For what it is—a non-Pixar animated film—Astro Boy isn't bad, but it's nothing spectacular, either. Using some goofy pseudo-science (why hello, glowing blue orb of "pure positive energy"!), the mopey Dr. Tenma (Nicolas Cage, somehow overacting even when he's not seen) builds the robot boy Astro to replace his dead kid. But things don't quite work out; leaving the idyllic Astro City, Astro sets out to find his destiny and make friends, be they of the people kind (like the Predictably Sassy Female Love Interest™, voiced by Kristen Bell) or the mechanical kind (like Trashcan, a pug-like robot dog of which I really want one of my own). There's also something or other about fighting off the eeevil, Dr. Strangelove-style General Stone (Donald Sutherland).

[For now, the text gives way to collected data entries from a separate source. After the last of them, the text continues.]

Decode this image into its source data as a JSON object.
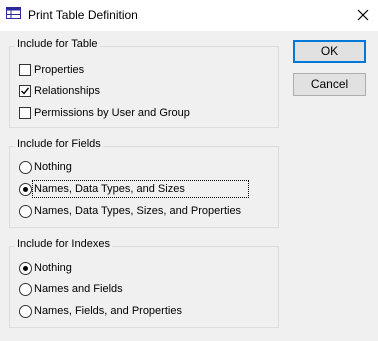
{
  "window": {
    "title": "Print Table Definition",
    "icon": "table-icon"
  },
  "buttons": {
    "ok": "OK",
    "cancel": "Cancel"
  },
  "table_group": {
    "title": "Include for Table",
    "items": [
      {
        "label": "Properties",
        "checked": false
      },
      {
        "label": "Relationships",
        "checked": true
      },
      {
        "label": "Permissions by User and Group",
        "checked": false
      }
    ]
  },
  "fields_group": {
    "title": "Include for Fields",
    "options": [
      {
        "label": "Nothing",
        "selected": false
      },
      {
        "label": "Names, Data Types, and Sizes",
        "selected": true
      },
      {
        "label": "Names, Data Types, Sizes, and Properties",
        "selected": false
      }
    ]
  },
  "indexes_group": {
    "title": "Include for Indexes",
    "options": [
      {
        "label": "Nothing",
        "selected": true
      },
      {
        "label": "Names and Fields",
        "selected": false
      },
      {
        "label": "Names, Fields, and Properties",
        "selected": false
      }
    ]
  }
}
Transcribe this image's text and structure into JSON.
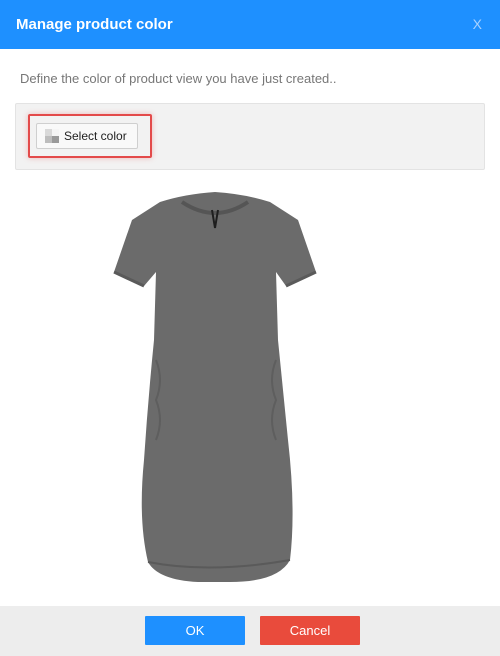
{
  "dialog": {
    "title": "Manage product color",
    "close_label": "X",
    "description": "Define the color of product view you have just created..",
    "toolbar": {
      "select_color_label": "Select color",
      "select_color_icon": "palette-icon"
    },
    "preview": {
      "image": "gray-tshirt-dress",
      "garment_color": "#6b6b6b"
    },
    "footer": {
      "ok_label": "OK",
      "cancel_label": "Cancel"
    }
  },
  "colors": {
    "title_bar": "#1e90ff",
    "ok_button": "#1e90ff",
    "cancel_button": "#e94b3c",
    "highlight": "#e34a4a"
  }
}
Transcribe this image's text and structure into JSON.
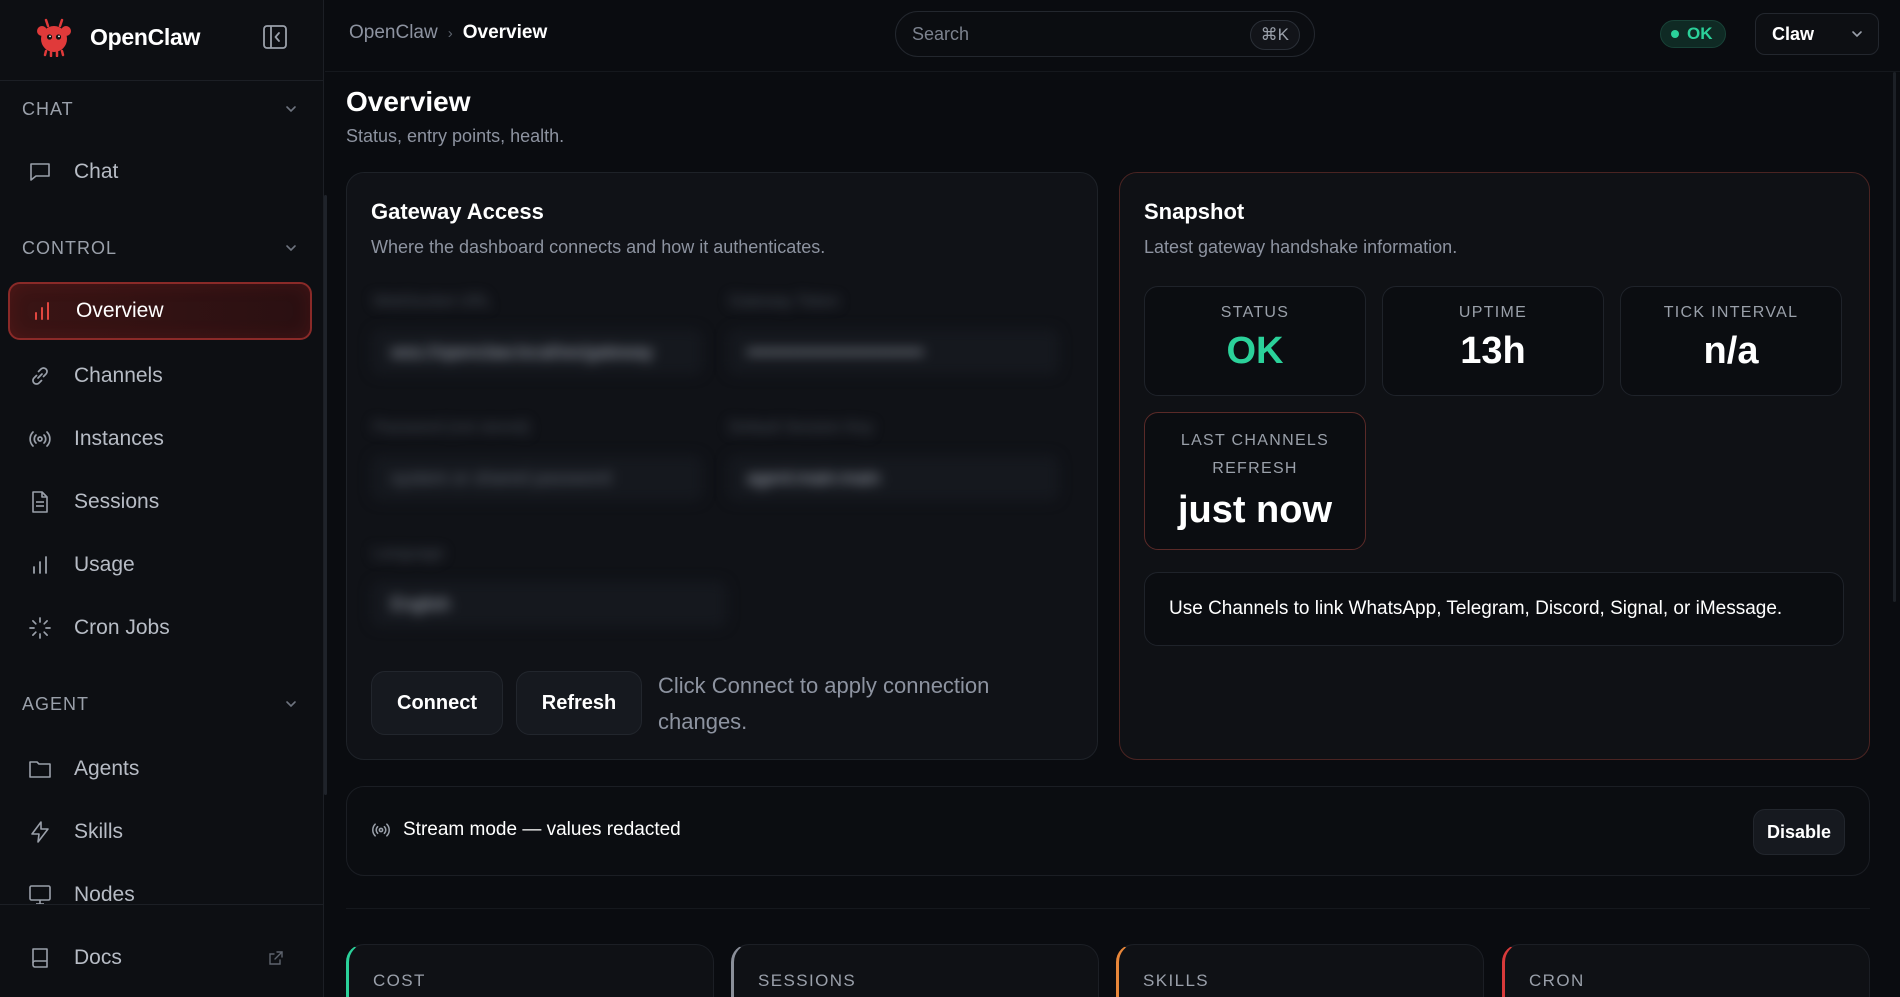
{
  "app": {
    "name": "OpenClaw"
  },
  "sidebar": {
    "sections": [
      {
        "label": "CHAT",
        "items": [
          {
            "label": "Chat",
            "icon": "chat-bubble-icon"
          }
        ]
      },
      {
        "label": "CONTROL",
        "items": [
          {
            "label": "Overview",
            "icon": "bar-chart-icon",
            "active": true
          },
          {
            "label": "Channels",
            "icon": "link-icon"
          },
          {
            "label": "Instances",
            "icon": "broadcast-icon"
          },
          {
            "label": "Sessions",
            "icon": "document-icon"
          },
          {
            "label": "Usage",
            "icon": "bar-chart-icon"
          },
          {
            "label": "Cron Jobs",
            "icon": "spinner-icon"
          }
        ]
      },
      {
        "label": "AGENT",
        "items": [
          {
            "label": "Agents",
            "icon": "folder-icon"
          },
          {
            "label": "Skills",
            "icon": "lightning-icon"
          },
          {
            "label": "Nodes",
            "icon": "monitor-icon"
          }
        ]
      }
    ],
    "docs": {
      "label": "Docs",
      "icon": "book-icon"
    }
  },
  "topbar": {
    "breadcrumb": [
      "OpenClaw",
      "Overview"
    ],
    "search": {
      "placeholder": "Search",
      "shortcut": "⌘K"
    },
    "status": "OK",
    "user": "Claw"
  },
  "page": {
    "title": "Overview",
    "subtitle": "Status, entry points, health."
  },
  "gateway": {
    "title": "Gateway Access",
    "subtitle": "Where the dashboard connects and how it authenticates.",
    "fields": [
      {
        "label": "WebSocket URL",
        "value": "wss://openclaw.local/ws/gateway"
      },
      {
        "label": "Gateway Token",
        "value": "••••••••••••••••••••••••••••"
      },
      {
        "label": "Password (not stored)",
        "value": "system or shared password"
      },
      {
        "label": "Default Session Key",
        "value": "agent:main:main"
      },
      {
        "label": "Language",
        "value": "English"
      }
    ],
    "connect_label": "Connect",
    "refresh_label": "Refresh",
    "hint": "Click Connect to apply connection changes."
  },
  "snapshot": {
    "title": "Snapshot",
    "subtitle": "Latest gateway handshake information.",
    "stats": [
      {
        "label": "STATUS",
        "value": "OK"
      },
      {
        "label": "UPTIME",
        "value": "13h"
      },
      {
        "label": "TICK INTERVAL",
        "value": "n/a"
      },
      {
        "label": "LAST CHANNELS REFRESH",
        "value": "just now"
      }
    ],
    "notice": "Use Channels to link WhatsApp, Telegram, Discord, Signal, or iMessage."
  },
  "stream": {
    "text": "Stream mode — values redacted",
    "disable_label": "Disable"
  },
  "summary_cards": [
    {
      "label": "COST",
      "accent": "#2bd19a"
    },
    {
      "label": "SESSIONS",
      "accent": "#8a8f99"
    },
    {
      "label": "SKILLS",
      "accent": "#e8873a"
    },
    {
      "label": "CRON",
      "accent": "#d83a3a"
    }
  ],
  "colors": {
    "accent_ok": "#2bd19a",
    "accent_brand": "#e23b3b",
    "background": "#0a0c10"
  }
}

Astro Boy is fast paced, fairly clever, and goodhearted; it's hard to find much fault in it, though it's equally difficult to summon much enthusiasm. The end result feels like what'd happen if Isaac Asimov spent a few minutes riffing on Pinocchio—something I'm guessing will seem sacrilegious to old-school Astro Boy fans, but should prove entertaining enough to most varieties of the American rugrat.